Epicardial coronary artery constriction with intravenous ethanol.

Although in vitro studies have demonstrated ethanol-induced coronary artery constriction, in vivo reports suggest an ethanol-related coronary dilator effect with increases in coronary blood flow. The principal difference in these studies is the demonstration of epicardial coronary constriction with ethanol, while dilation is described only in resistance vessels. Clinical studies have noted evidence of myocardial ischemia following ethanol ingestion in patients with coronary artery disease, suggesting ethanol-related constriction of diseased epicardial coronary arteries.
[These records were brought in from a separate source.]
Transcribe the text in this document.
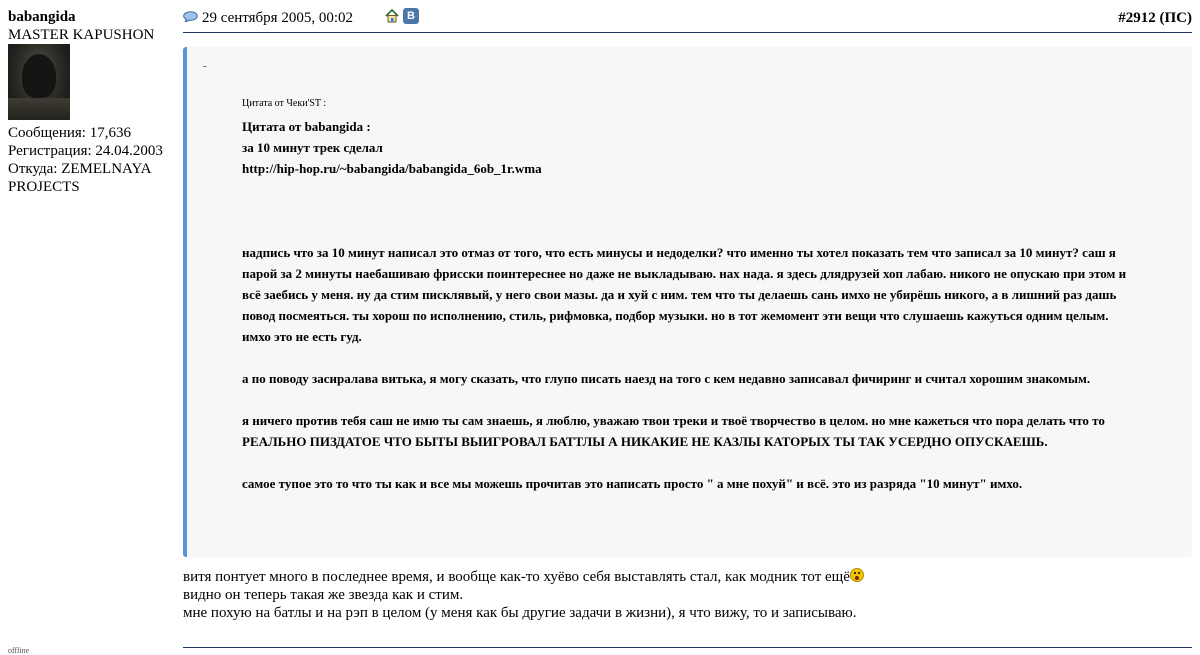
babangida
MASTER KAPUSHON
Сообщения: 17,636
Регистрация: 24.04.2003
Откуда: ZEMELNAYA
PROJECTS
offline
29 сентября 2005, 00:02	B	#2912 (ПС)
-
Цитата от Чеки'ST :
Цитата от babangida :
за 10 минут трек сделал
http://hip-hop.ru/~babangida/babangida_6ob_1r.wma

надпись что за 10 минут написал это отмаз от того, что есть минусы и недоделки? что именно ты хотел показать тем что записал за 10 минут? саш я парой за 2 минуты наебашиваю фрисски поинтереснее но даже не выкладываю. нах нада. я здесь длядрузей хоп лабаю. никого не опускаю при этом и всё заебись у меня. ну да стим писклявый, у него свои мазы. да и хуй с ним. тем что ты делаешь сань имхо не убирёшь никого, а в лишний раз дашь повод посмеяться. ты хорош по исполнению, стиль, рифмовка, подбор музыки. но в тот жемомент эти вещи что слушаешь кажуться одним целым. имхо это не есть гуд.

а по поводу засиралава витька, я могу сказать, что глупо писать наезд на того с кем недавно записавал фичиринг и считал хорошим знакомым.

я ничего против тебя саш не имю ты сам знаешь, я люблю, уважаю твои треки и твоё творчество в целом. но мне кажеться что пора делать что то РЕАЛЬНО ПИЗДАТОЕ ЧТО БЫТЫ ВЫИГРОВАЛ БАТТЛЫ А НИКАКИЕ НЕ КАЗЛЫ КАТОРЫХ ТЫ ТАК УСЕРДНО ОПУСКАЕШЬ.

самое тупое это то что ты как и все мы можешь прочитав это написать просто " а мне похуй" и всё. это из разряда "10 минут" имхо.

витя понтует много в последнее время, и вообще как-то хуёво себя выставлять стал, как модник тот ещё
видно он теперь такая же звезда как и стим.
мне похую на батлы и на рэп в целом (у меня как бы другие задачи в жизни), я что вижу, то и записываю.
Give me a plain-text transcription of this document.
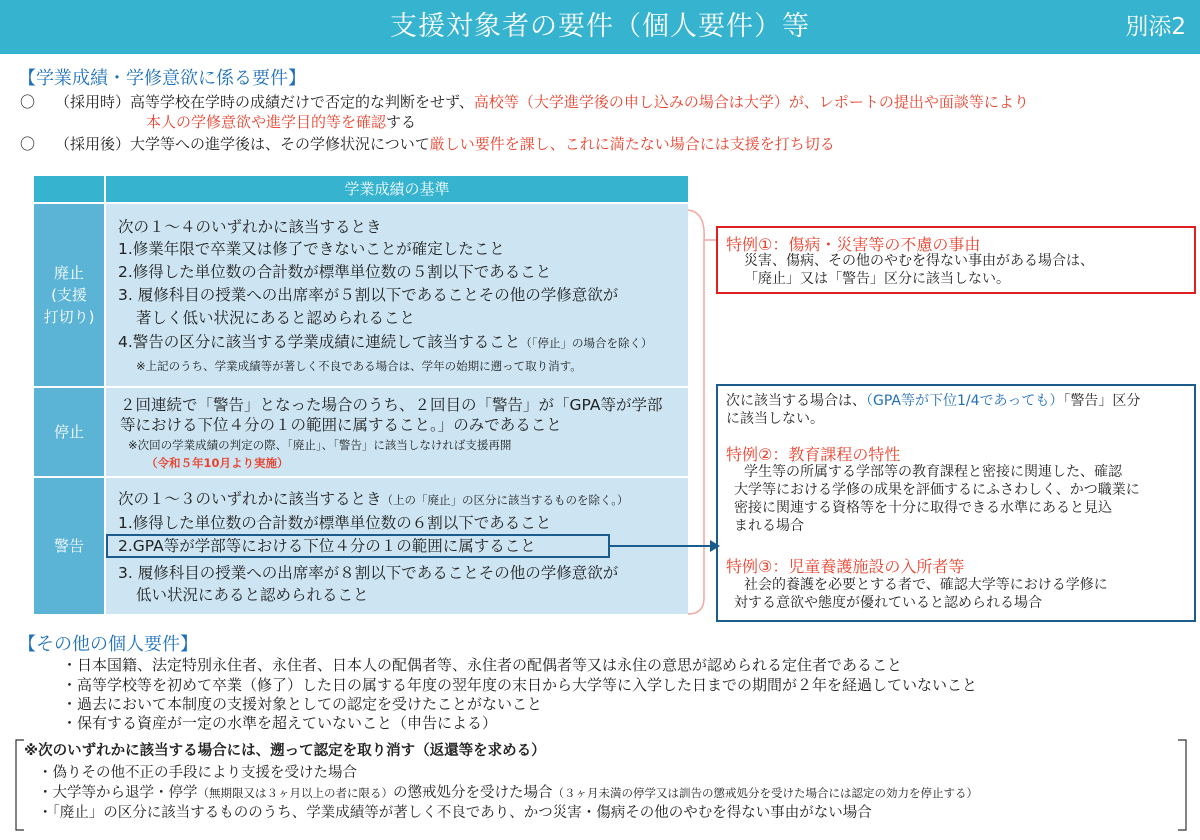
支援対象者の要件（個人要件）等	別添2
【学業成績・学修意欲に係る要件】
〇 （採用時）高等学校在学時の成績だけで否定的な判断をせず、高校等（大学進学後の申し込みの場合は大学）が、レポートの提出や面談等により
本人の学修意欲や進学目的等を確認する
〇 （採用後）大学等への進学後は、その学修状況について厳しい要件を課し、これに満たない場合には支援を打ち切る
学業成績の基準
廃止
(支援
打切り)
次の１～４のいずれかに該当するとき
1.修業年限で卒業又は修了できないことが確定したこと
2.修得した単位数の合計数が標準単位数の５割以下であること
3. 履修科目の授業への出席率が５割以下であることその他の学修意欲が
著しく低い状況にあると認められること
4.警告の区分に該当する学業成績に連続して該当すること（「停止」の場合を除く）
※上記のうち、学業成績等が著しく不良である場合は、学年の始期に遡って取り消す。
停止
２回連続で「警告」となった場合のうち、２回目の「警告」が「GPA等が学部
等における下位４分の１の範囲に属すること。」のみであること
※次回の学業成績の判定の際、「廃止」、「警告」に該当しなければ支援再開
（令和５年10月より実施）
警告
次の１～３のいずれかに該当するとき（上の「廃止」の区分に該当するものを除く。）
1.修得した単位数の合計数が標準単位数の６割以下であること
2.GPA等が学部等における下位４分の１の範囲に属すること
3. 履修科目の授業への出席率が８割以下であることその他の学修意欲が
低い状況にあると認められること
特例①：傷病・災害等の不慮の事由
災害、傷病、その他のやむを得ない事由がある場合は、
「廃止」又は「警告」区分に該当しない。
次に該当する場合は、（GPA等が下位1/4であっても）「警告」区分
に該当しない。
特例②：教育課程の特性
学生等の所属する学部等の教育課程と密接に関連した、確認
大学等における学修の成果を評価するにふさわしく、かつ職業に
密接に関連する資格等を十分に取得できる水準にあると見込
まれる場合
特例③：児童養護施設の入所者等
社会的養護を必要とする者で、確認大学等における学修に
対する意欲や態度が優れていると認められる場合
【その他の個人要件】
・日本国籍、法定特別永住者、永住者、日本人の配偶者等、永住者の配偶者等又は永住の意思が認められる定住者であること
・高等学校等を初めて卒業（修了）した日の属する年度の翌年度の末日から大学等に入学した日までの期間が２年を経過していないこと
・過去において本制度の支援対象としての認定を受けたことがないこと
・保有する資産が一定の水準を超えていないこと（申告による）
※次のいずれかに該当する場合には、遡って認定を取り消す（返還等を求める）
・偽りその他不正の手段により支援を受けた場合
・大学等から退学・停学（無期限又は３ヶ月以上の者に限る）の懲戒処分を受けた場合（３ヶ月未満の停学又は訓告の懲戒処分を受けた場合には認定の効力を停止する）
・「廃止」の区分に該当するもののうち、学業成績等が著しく不良であり、かつ災害・傷病その他のやむを得ない事由がない場合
This study hypothesized that intravenous ethanol would constrict canine epicardial coronary arteries while producing arteriolar resistance vessel dilatation. Ten closed-chest mongrel dogs weighing 24 +/- 1 kg (mean +/- SEM) were given 8 g of ethanol intravenously over 30 min. Left anterior descending and circumflex proximal artery diameters were measured by quantitative coronary angiography; myocardial flow was measured by Xenon washout, and myocardial flow distribution was measured with radioactive microspheres. Baseline proximal left anterior descending and circumflex artery areas were 6.3 +/- 0.5 and 5.8 +/- 0.4 mm2, respectively. Up to 30% left anterior descending and circumflex proximal artery narrowing was noted at 60 and 90 min following ethanol infusion. The constriction was reversed with nitroglycerin. There was a decrease in left anterior descending artery flow but no change in circumflex artery flow at 60 min. Blood ethanol level varied from 520 micrograms/ml initially to 205 micrograms/ml 90 min after the infusion terminated (intoxication = 1500 micrograms/ml). These data suggest that ethanol has significant vasoconstrictor action in vivo on epicardial coronary arteries.